The Apache Trail lay a short distance above the Overton camp; the creek, near which the ponies were tethered, being about an equal distance below the camp. The shooting, she discovered, was occurring somewhere between the camp and the trail.
Grace stepped out into the open, facing the trail, just in time to hear a bullet whistle over her head. She ducked instinctively.
“You watch the camp, Lieutenant,” she heard Ike Fairweather call.
“No, I’m going with you,” answered Hippy.
“Are we attacked?” called Elfreda Briggs from her tent. “Grace! Are you there?”
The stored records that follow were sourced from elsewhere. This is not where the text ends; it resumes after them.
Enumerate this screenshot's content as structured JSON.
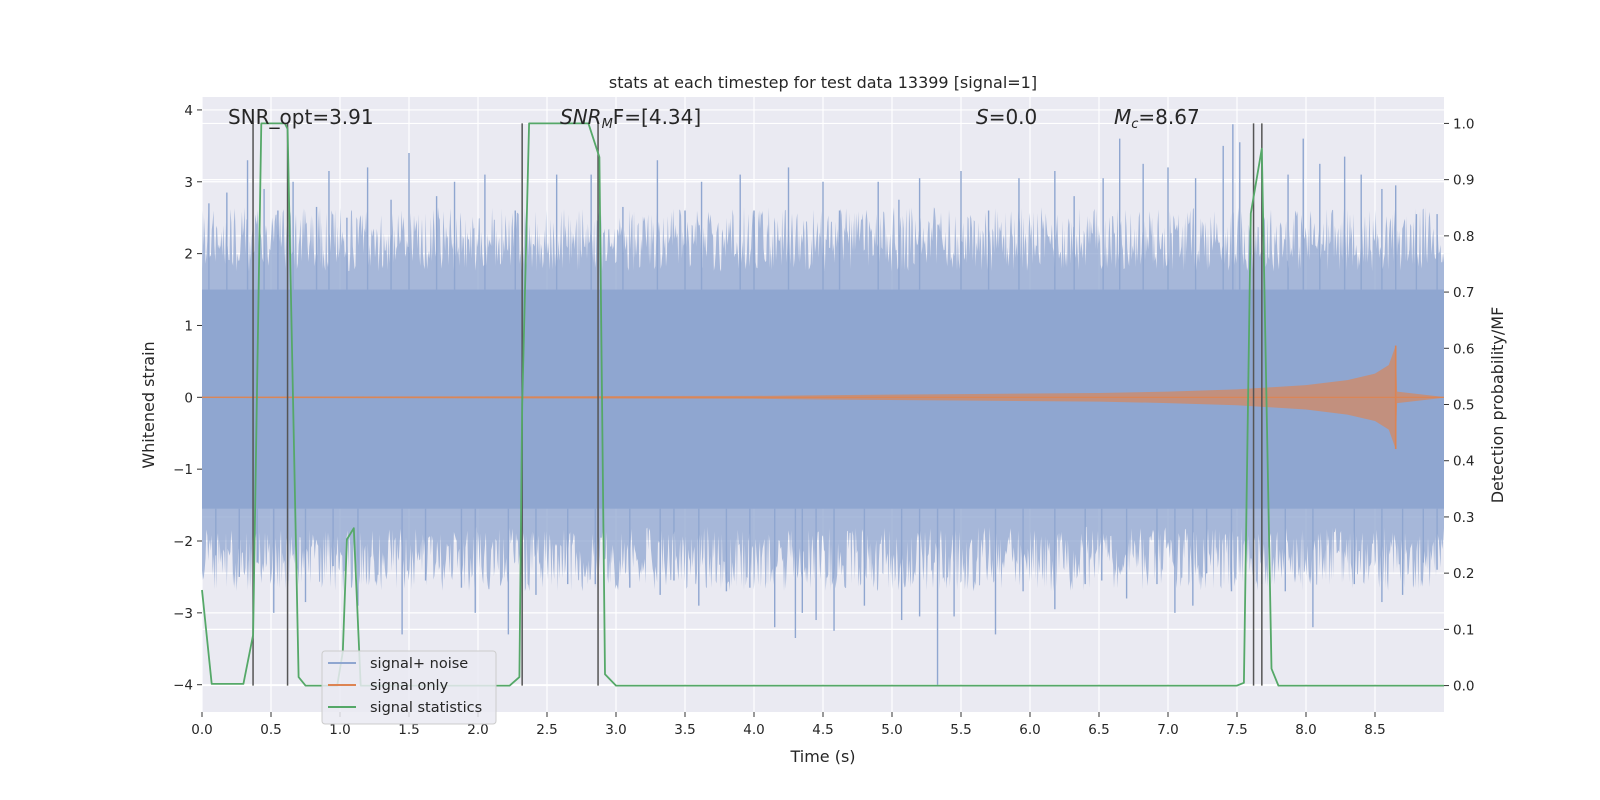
{
  "chart_data": {
    "type": "line",
    "title": "stats at each timestep for test data 13399 [signal=1]",
    "xlabel": "Time (s)",
    "ylabel": "Whitened strain",
    "ylabel_right": "Detection probability/MF",
    "xlim": [
      0,
      9
    ],
    "ylim": [
      -4.38,
      4.18
    ],
    "ylim_right": [
      -0.047,
      1.047
    ],
    "x_ticks": [
      0.0,
      0.5,
      1.0,
      1.5,
      2.0,
      2.5,
      3.0,
      3.5,
      4.0,
      4.5,
      5.0,
      5.5,
      6.0,
      6.5,
      7.0,
      7.5,
      8.0,
      8.5
    ],
    "x_tick_labels": [
      "0.0",
      "0.5",
      "1.0",
      "1.5",
      "2.0",
      "2.5",
      "3.0",
      "3.5",
      "4.0",
      "4.5",
      "5.0",
      "5.5",
      "6.0",
      "6.5",
      "7.0",
      "7.5",
      "8.0",
      "8.5"
    ],
    "y_ticks": [
      -4,
      -3,
      -2,
      -1,
      0,
      1,
      2,
      3,
      4
    ],
    "y_tick_labels": [
      "−4",
      "−3",
      "−2",
      "−1",
      "0",
      "1",
      "2",
      "3",
      "4"
    ],
    "y_ticks_right": [
      0.0,
      0.1,
      0.2,
      0.3,
      0.4,
      0.5,
      0.6,
      0.7,
      0.8,
      0.9,
      1.0
    ],
    "y_tick_labels_right": [
      "0.0",
      "0.1",
      "0.2",
      "0.3",
      "0.4",
      "0.5",
      "0.6",
      "0.7",
      "0.8",
      "0.9",
      "1.0"
    ],
    "grid": true,
    "legend_position": "lower-left",
    "annotations": {
      "snr_opt": "SNR_opt=3.91",
      "snr_mf_var": "SNR",
      "snr_mf_sub": "M",
      "snr_mf_rest": "F=[4.34]",
      "s_var": "S",
      "s_rest": "=0.0",
      "mc_var": "M",
      "mc_sub": "c",
      "mc_rest": "=8.67"
    },
    "series": [
      {
        "name": "signal+ noise",
        "color": "#8fa6d0",
        "noise_band": {
          "core_lo": -1.55,
          "core_hi": 1.5
        },
        "peaks": [
          [
            0.05,
            2.7
          ],
          [
            0.18,
            2.85
          ],
          [
            0.33,
            3.3
          ],
          [
            0.45,
            2.9
          ],
          [
            0.55,
            2.6
          ],
          [
            0.66,
            3.0
          ],
          [
            0.83,
            2.65
          ],
          [
            0.92,
            3.15
          ],
          [
            1.05,
            2.5
          ],
          [
            1.2,
            3.2
          ],
          [
            1.37,
            2.75
          ],
          [
            1.5,
            3.4
          ],
          [
            1.7,
            2.8
          ],
          [
            1.83,
            3.0
          ],
          [
            2.05,
            3.1
          ],
          [
            2.27,
            2.6
          ],
          [
            2.57,
            3.1
          ],
          [
            2.82,
            3.1
          ],
          [
            3.05,
            2.65
          ],
          [
            3.3,
            3.3
          ],
          [
            3.5,
            2.6
          ],
          [
            3.62,
            3.0
          ],
          [
            3.9,
            3.1
          ],
          [
            4.0,
            2.6
          ],
          [
            4.25,
            3.2
          ],
          [
            4.5,
            3.0
          ],
          [
            4.62,
            2.6
          ],
          [
            4.9,
            3.0
          ],
          [
            5.05,
            2.75
          ],
          [
            5.2,
            3.05
          ],
          [
            5.5,
            3.15
          ],
          [
            5.7,
            2.6
          ],
          [
            5.92,
            3.05
          ],
          [
            6.18,
            3.15
          ],
          [
            6.32,
            2.8
          ],
          [
            6.53,
            3.05
          ],
          [
            6.65,
            3.6
          ],
          [
            6.82,
            3.25
          ],
          [
            7.0,
            3.2
          ],
          [
            7.2,
            3.05
          ],
          [
            7.4,
            3.5
          ],
          [
            7.47,
            3.8
          ],
          [
            7.52,
            3.55
          ],
          [
            7.87,
            3.1
          ],
          [
            7.98,
            3.6
          ],
          [
            8.1,
            3.25
          ],
          [
            8.28,
            3.35
          ],
          [
            8.4,
            3.1
          ],
          [
            8.55,
            2.9
          ],
          [
            8.65,
            2.95
          ],
          [
            8.8,
            2.55
          ],
          [
            8.95,
            2.55
          ]
        ],
        "troughs": [
          [
            0.1,
            -2.2
          ],
          [
            0.27,
            -2.5
          ],
          [
            0.4,
            -2.3
          ],
          [
            0.52,
            -3.0
          ],
          [
            0.62,
            -2.55
          ],
          [
            0.75,
            -2.85
          ],
          [
            0.95,
            -2.35
          ],
          [
            1.13,
            -2.9
          ],
          [
            1.45,
            -3.3
          ],
          [
            1.62,
            -2.55
          ],
          [
            1.88,
            -2.65
          ],
          [
            1.98,
            -3.0
          ],
          [
            2.22,
            -3.3
          ],
          [
            2.42,
            -2.75
          ],
          [
            2.65,
            -2.6
          ],
          [
            2.85,
            -2.6
          ],
          [
            3.1,
            -2.65
          ],
          [
            3.32,
            -2.75
          ],
          [
            3.42,
            -2.55
          ],
          [
            3.6,
            -2.9
          ],
          [
            3.8,
            -2.7
          ],
          [
            3.97,
            -2.65
          ],
          [
            4.15,
            -3.2
          ],
          [
            4.3,
            -3.35
          ],
          [
            4.35,
            -3.0
          ],
          [
            4.45,
            -3.1
          ],
          [
            4.58,
            -3.25
          ],
          [
            4.8,
            -2.9
          ],
          [
            5.07,
            -3.1
          ],
          [
            5.2,
            -3.05
          ],
          [
            5.33,
            -4.0
          ],
          [
            5.45,
            -3.05
          ],
          [
            5.75,
            -3.3
          ],
          [
            5.95,
            -2.7
          ],
          [
            6.18,
            -2.95
          ],
          [
            6.4,
            -2.6
          ],
          [
            6.52,
            -2.55
          ],
          [
            6.7,
            -2.8
          ],
          [
            6.92,
            -2.6
          ],
          [
            7.05,
            -3.0
          ],
          [
            7.18,
            -2.9
          ],
          [
            7.28,
            -2.45
          ],
          [
            7.46,
            -2.7
          ],
          [
            7.68,
            -2.6
          ],
          [
            7.85,
            -2.7
          ],
          [
            8.05,
            -3.2
          ],
          [
            8.35,
            -2.6
          ],
          [
            8.55,
            -2.85
          ],
          [
            8.7,
            -2.75
          ],
          [
            8.85,
            -2.3
          ],
          [
            8.95,
            -2.4
          ]
        ]
      },
      {
        "name": "signal only",
        "color": "#dd8452",
        "chirp_envelope": [
          [
            0.0,
            0.01
          ],
          [
            4.0,
            0.02
          ],
          [
            4.5,
            0.03
          ],
          [
            5.5,
            0.045
          ],
          [
            6.5,
            0.06
          ],
          [
            7.0,
            0.08
          ],
          [
            7.5,
            0.11
          ],
          [
            8.0,
            0.17
          ],
          [
            8.3,
            0.24
          ],
          [
            8.5,
            0.33
          ],
          [
            8.6,
            0.45
          ],
          [
            8.65,
            0.72
          ],
          [
            8.66,
            0.08
          ],
          [
            9.0,
            0.005
          ]
        ],
        "merger_time": 8.65
      },
      {
        "name": "signal statistics",
        "color": "#55a868",
        "axis": "right",
        "x": [
          0.0,
          0.07,
          0.3,
          0.37,
          0.43,
          0.6,
          0.62,
          0.7,
          0.75,
          0.98,
          1.02,
          1.05,
          1.1,
          1.15,
          1.2,
          1.3,
          2.23,
          2.3,
          2.32,
          2.37,
          2.8,
          2.88,
          2.92,
          3.0,
          7.5,
          7.55,
          7.6,
          7.68,
          7.75,
          7.8,
          8.0,
          9.0
        ],
        "values": [
          0.17,
          0.003,
          0.003,
          0.09,
          1.0,
          1.0,
          0.99,
          0.015,
          0.0,
          0.0,
          0.06,
          0.26,
          0.28,
          0.0,
          0.0,
          0.0,
          0.0,
          0.015,
          0.5,
          1.0,
          1.0,
          0.94,
          0.02,
          0.0,
          0.0,
          0.005,
          0.84,
          0.955,
          0.03,
          0.0,
          0.0,
          0.0
        ]
      }
    ],
    "vertical_markers": [
      0.37,
      0.62,
      2.32,
      2.87,
      7.62,
      7.68
    ]
  }
}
“I don’t know what the trouble is, Elfreda, but—” She broke off abruptly as a sudden thought came to her. “Look out for the camp, Elfreda!” Without a word of explanation, Grace whirled and sped toward the spot where the horses were staked. To her rear, somewhere in the vicinity of the Apache Trail, she heard two more rifle reports, but whether from the weapons in the hands of Ike Fairweather and Lieutenant Wingate, or from other sources, she was unable to determine.
Nearing the tethering ground Grace proceeded with more caution, not knowing what new menace she might find confronting her there, but the murmur of Pinal Creek was the only sound that interrupted the mountain stillness, a stillness that, on this occasion, seemed heavy with significance.
At the edge of the tethering ground, Grace halted sharply and peered about her.
“Gone! Every one of them gone!” she gasped. “I suspected this very thing. This is too bad.” Grace started to return to camp and tripped over a tethering stake, measuring her length on the ground. Before rising she fingered the stake and the short piece of rope still attached to it. She finally untied the rope, and, with it, started for the camp at a brisk trot. As Grace neared the tents, Ike and Hippy came in from the trail side.
“I winged one critter,” cried Ike as he espied Grace. “He was sneakin’ towards the camp when I discovered him. You see I kinder thought somethin’ was wrong, so I picked up a rifle an’ went out scoutin’ for trouble. Well, I s’prised the critter an’ let him have it hot, thet’s all.”